Cet incident intervient quelques jours après le retrait supposé de toutes les armes lourdes de la zone tampon, en vertu de l'accord conclu le 17 septembre entre Ankara, soutien des rebelles, et Moscou, allié de Damas, pour éviter un assaut dévastateur du régime contre Idleb.
"Il s'agit de la première violation claire de l'accord depuis le retrait des armes lourdes.
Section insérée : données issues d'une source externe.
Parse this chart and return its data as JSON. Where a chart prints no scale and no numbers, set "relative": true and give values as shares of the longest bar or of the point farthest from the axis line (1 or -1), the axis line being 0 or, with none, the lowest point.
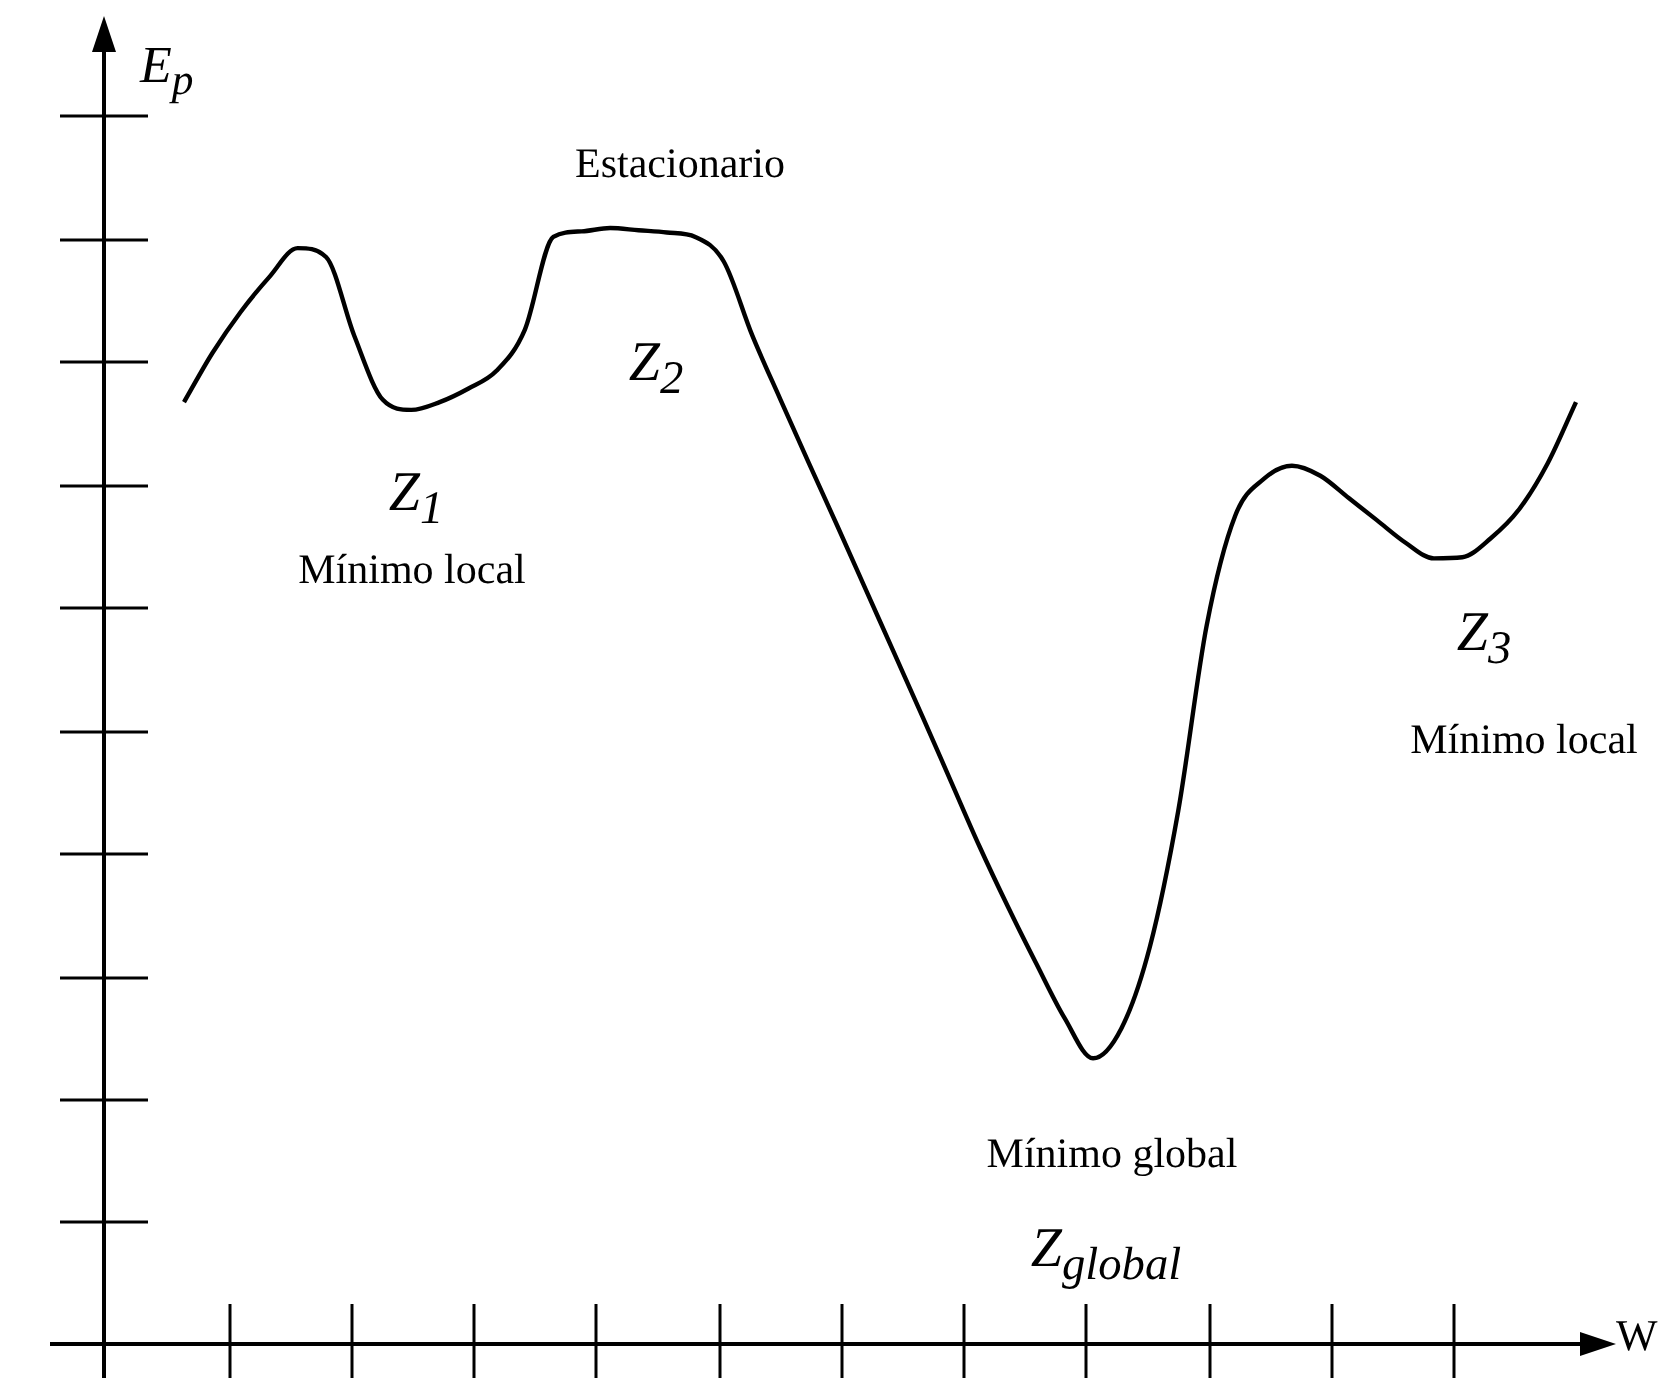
{
  "chart_data": {
    "type": "line",
    "relative": true,
    "color": "#000000",
    "xlabel": "W",
    "ylabel": "E$_{p}$",
    "categories": [
      null,
      null,
      null,
      null,
      null,
      null,
      null,
      null,
      null,
      null,
      null,
      null,
      null,
      null,
      null,
      null,
      null,
      null,
      null,
      null,
      null,
      null,
      null,
      null,
      null,
      null,
      null,
      null,
      null,
      null,
      null,
      null,
      null,
      null,
      null,
      null,
      null,
      null,
      null,
      null,
      null,
      null,
      null,
      null,
      null,
      null,
      null,
      null,
      null,
      null
    ],
    "values": [
      0.844,
      0.888,
      0.925,
      0.956,
      0.982,
      0.974,
      0.903,
      0.846,
      0.837,
      0.844,
      0.856,
      0.872,
      0.909,
      0.992,
      0.997,
      1,
      0.998,
      0.996,
      0.992,
      0.97,
      0.904,
      0.846,
      0.789,
      0.733,
      0.676,
      0.619,
      0.562,
      0.504,
      0.446,
      0.392,
      0.341,
      0.292,
      0.256,
      0.283,
      0.356,
      0.478,
      0.644,
      0.742,
      0.775,
      0.787,
      0.778,
      0.758,
      0.738,
      0.718,
      0.704,
      0.705,
      0.722,
      0.748,
      0.789,
      0.844
    ],
    "annotations": [
      "Estacionario",
      "Z$_{2}$",
      "Z$_{1}$",
      "Mínimo local",
      "Z$_{3}$",
      "Mínimo local",
      "Mínimo global",
      "Z$_{global}$"
    ]
  }
}
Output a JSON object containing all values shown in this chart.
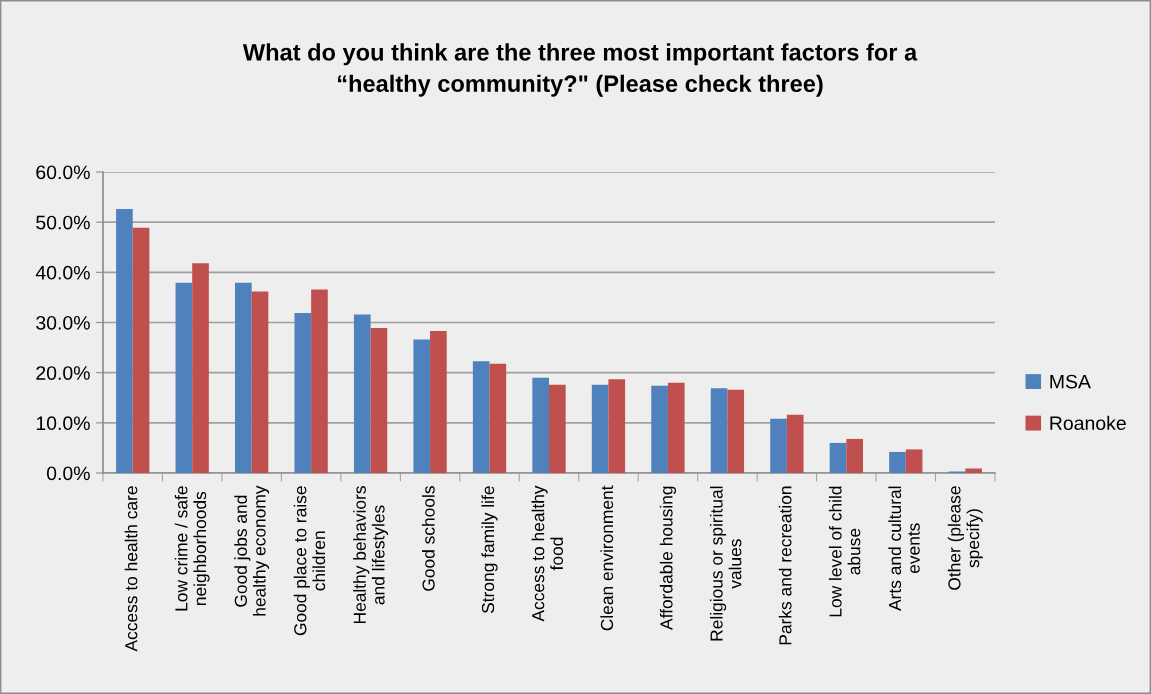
{
  "chart_data": {
    "type": "bar",
    "title": "What do you think are the three most important factors for a\n“healthy community?\" (Please check three)",
    "categories": [
      "Access to health care",
      "Low crime / safe\nneighborhoods",
      "Good jobs and\nhealthy economy",
      "Good place to raise\nchildren",
      "Healthy behaviors\nand lifestyles",
      "Good schools",
      "Strong family life",
      "Access to healthy\nfood",
      "Clean environment",
      "Affordable housing",
      "Religious or spiritual\nvalues",
      "Parks and recreation",
      "Low level of child\nabuse",
      "Arts and cultural\nevents",
      "Other (please\nspecify)"
    ],
    "series": [
      {
        "name": "MSA",
        "color": "#4f81bd",
        "values": [
          52.6,
          37.9,
          37.9,
          31.9,
          31.6,
          26.6,
          22.3,
          19.0,
          17.6,
          17.4,
          16.9,
          10.8,
          6.0,
          4.2,
          0.3
        ]
      },
      {
        "name": "Roanoke",
        "color": "#c0504d",
        "values": [
          48.9,
          41.8,
          36.2,
          36.6,
          28.9,
          28.3,
          21.8,
          17.6,
          18.7,
          18.0,
          16.6,
          11.6,
          6.8,
          4.7,
          0.9
        ]
      }
    ],
    "ylim": [
      0,
      60
    ],
    "yticks": [
      {
        "value": 0,
        "label": "0.0%"
      },
      {
        "value": 10,
        "label": "10.0%"
      },
      {
        "value": 20,
        "label": "20.0%"
      },
      {
        "value": 30,
        "label": "30.0%"
      },
      {
        "value": 40,
        "label": "40.0%"
      },
      {
        "value": 50,
        "label": "50.0%"
      },
      {
        "value": 60,
        "label": "60.0%"
      }
    ],
    "grid": "y",
    "legend": "right"
  }
}
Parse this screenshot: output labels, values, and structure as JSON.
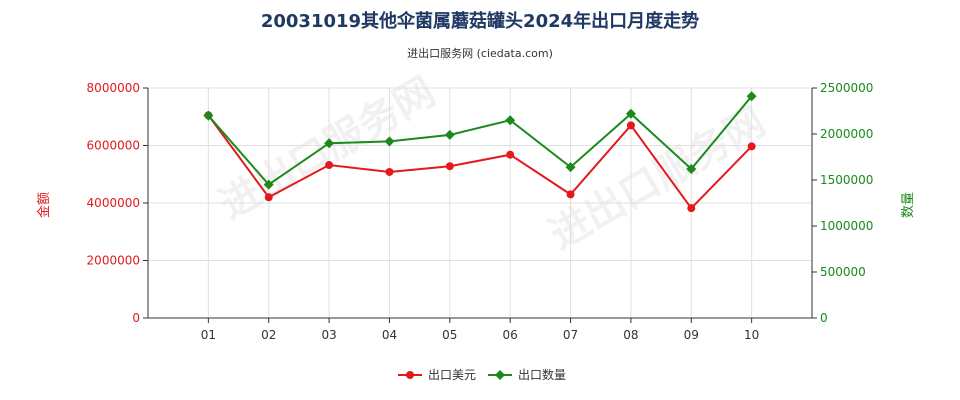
{
  "title": "20031019其他伞菌属蘑菇罐头2024年出口月度走势",
  "subtitle": "进出口服务网 (ciedata.com)",
  "watermark": "进出口服务网",
  "chart_data": {
    "type": "line",
    "categories": [
      "01",
      "02",
      "03",
      "04",
      "05",
      "06",
      "07",
      "08",
      "09",
      "10"
    ],
    "ylabel_left": "金额",
    "ylabel_right": "数量",
    "ylim_left": [
      0,
      8000000
    ],
    "ylim_right": [
      0,
      2500000
    ],
    "yticks_left": [
      "0",
      "2000000",
      "4000000",
      "6000000",
      "8000000"
    ],
    "yticks_right": [
      "0",
      "500000",
      "1000000",
      "1500000",
      "2000000",
      "2500000"
    ],
    "grid": true,
    "legend_position": "bottom",
    "series": [
      {
        "name": "出口美元",
        "axis": "left",
        "color": "#e31a1c",
        "values": [
          7050000,
          4200000,
          5320000,
          5080000,
          5280000,
          5680000,
          4300000,
          6700000,
          3820000,
          5970000
        ]
      },
      {
        "name": "出口数量",
        "axis": "right",
        "color": "#1a8a1a",
        "values": [
          2200000,
          1450000,
          1900000,
          1920000,
          1990000,
          2150000,
          1640000,
          2220000,
          1620000,
          2410000
        ]
      }
    ]
  }
}
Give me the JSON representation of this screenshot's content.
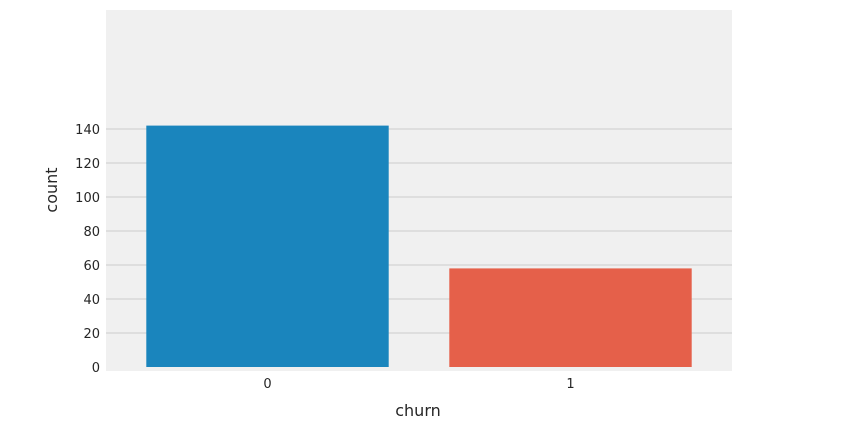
{
  "chart_data": {
    "type": "bar",
    "categories": [
      "0",
      "1"
    ],
    "values": [
      142,
      58
    ],
    "xlabel": "churn",
    "ylabel": "count",
    "ylim": [
      0,
      150
    ],
    "yticks": [
      0,
      20,
      40,
      60,
      80,
      100,
      120,
      140
    ],
    "grid": true,
    "colors": [
      "#1a85bd",
      "#e5604a"
    ],
    "background": "#f0f0f0",
    "grid_color": "#cbcbcb"
  }
}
Cette zone est censée être débarrassée (...) des obus de mortier", a affirmé dimanche à l'AFP le directeur de l'Observatoire syrien des droits de l'Homme (OSDH), Rami Abdel Rahmane.
Le 10 octobre, il avait déclaré qu'"aucune arme lourde (de rebelles ou de jihadistes) n'(était) désormais visible dans la zone tampon, prévue aux limites de la province d'Idleb et dans des secteurs voisins des provinces d'Alep, Hama et Lattaquié.
La Turquie et les insurgés avaient confirmé l'information.
Mais, samedi soir, plusieurs "obus ont été lancés sur une position militaire à Jourine, dans le nord de (la province voisine) de Hama, tuant deux soldats", a indiqué M. Abdel Rahmane.
Des tirs similaires ont visé la province d'Alep depuis d'autres secteurs de la zone tampon, a-t-il ajouté, sans être néanmoins en mesure de préciser si les tirs avaient été effectués par des groupes rebelles ou jihadistes.
"Bombardements" du régime
L'organisation Hayat Tahrir al-Cham (HTS) --dominée par l'ex-branche syrienne d'Al-Qaïda--, ainsi que d'autres groupes jihadistes, contrôlent plus des deux tiers de la future zone tampon et 60% de la province d'Idleb.
La partie restante de la province est aux mains du Front national de libération (FNL), une coalition de rebelles pro-Ankara.
Selon le correspondant de l'AFP, les tirs d'obus de samedi soir étaient les premiers depuis mercredi.
Et le quotidien syrien prorégime Al-Watan a aussi fait état de bombardements, indiquant dimanche que des zones de l'ouest de la province d'Alep avaient été touchées par "des obus de mortier et des tirs d'artillerie lourde censés être retirés de la zone".
Selon M. Abdel Rahmane, le régime a aussi bombardé par intermittence ces derniers jours la zone tampon, mais l'accord russo-turc ne mentionne pas le retrait des armes lourdes des forces gouvernementales, stationnées dans certains secteurs de provinces voisines.
De nouveaux bombardements du régime ont d'ailleurs été enregistrés dimanche soir sur un secteur situé "dans l'ouest de la zone tampon", rattaché à la province de Hama, a ajouté le directeur de l'ONG.
"Ultime test"
L'accord de Sotchi semble d'autant plus fragilisé qu'il prévoit le départ d'ici lundi de tous les jihadistes de la zone tampon. Or, "nous n'avons observé aucun retrait des combattants jihadistes des secteurs censés faire partie de la zone tampon", a souligné dimanche l'OSDH, qui dispose d'un vaste réseau de sources dans le pays en guerre.
Un correspondant de l'AFP à Idleb a également indiqué qu'aucun des groupes extrémistes n'avait procédé à un mouvement de ses troupes ces derniers jours.
Selon des experts, cette deuxième échéance de l'accord est la plus difficile à tenir.
Dans un récent rapport du centre de réflexion Omran basé en Turquie, le spécialiste de la Syrie, Nawar Oliver, qualifie le choix de HTS de se conformer à l'accord comme l'ultime "test".
Selon lui, si HTS fait capoter l'accord, deux scénarios sont à envisager: "soit la Turquie et le FNL lancent une offensive militaire contre HTS, soit la Russie saisit l'occasion avec le soutien du régime et ses alliés pour entrer à Idleb".
Le président Bachar al-Assad, qui a maintes fois fait part de sa volonté de reconquérir l'ensemble de la Syrie, a qualifié de "temporaire" l'accord russo-turc et assuré qu'Idleb et les régions voisines reviendraient à terme au régime.
Vendredi, des habitants de la future zone tampon ont reçu des SMS de l'armée syrienne sur leurs téléphones portables, selon un correspondant de l'AFP.
"Éloignez-vous des combattants. Leur sort est scellé", affirme l'un de ces messages.
L'accord Ankara-Moscou n'est que le dernier en date d'une série d'accords de trêve conclus au cours des sept années de guerre en Syrie, qui ont fait plus de 360 000 morts et des millions de déplacés.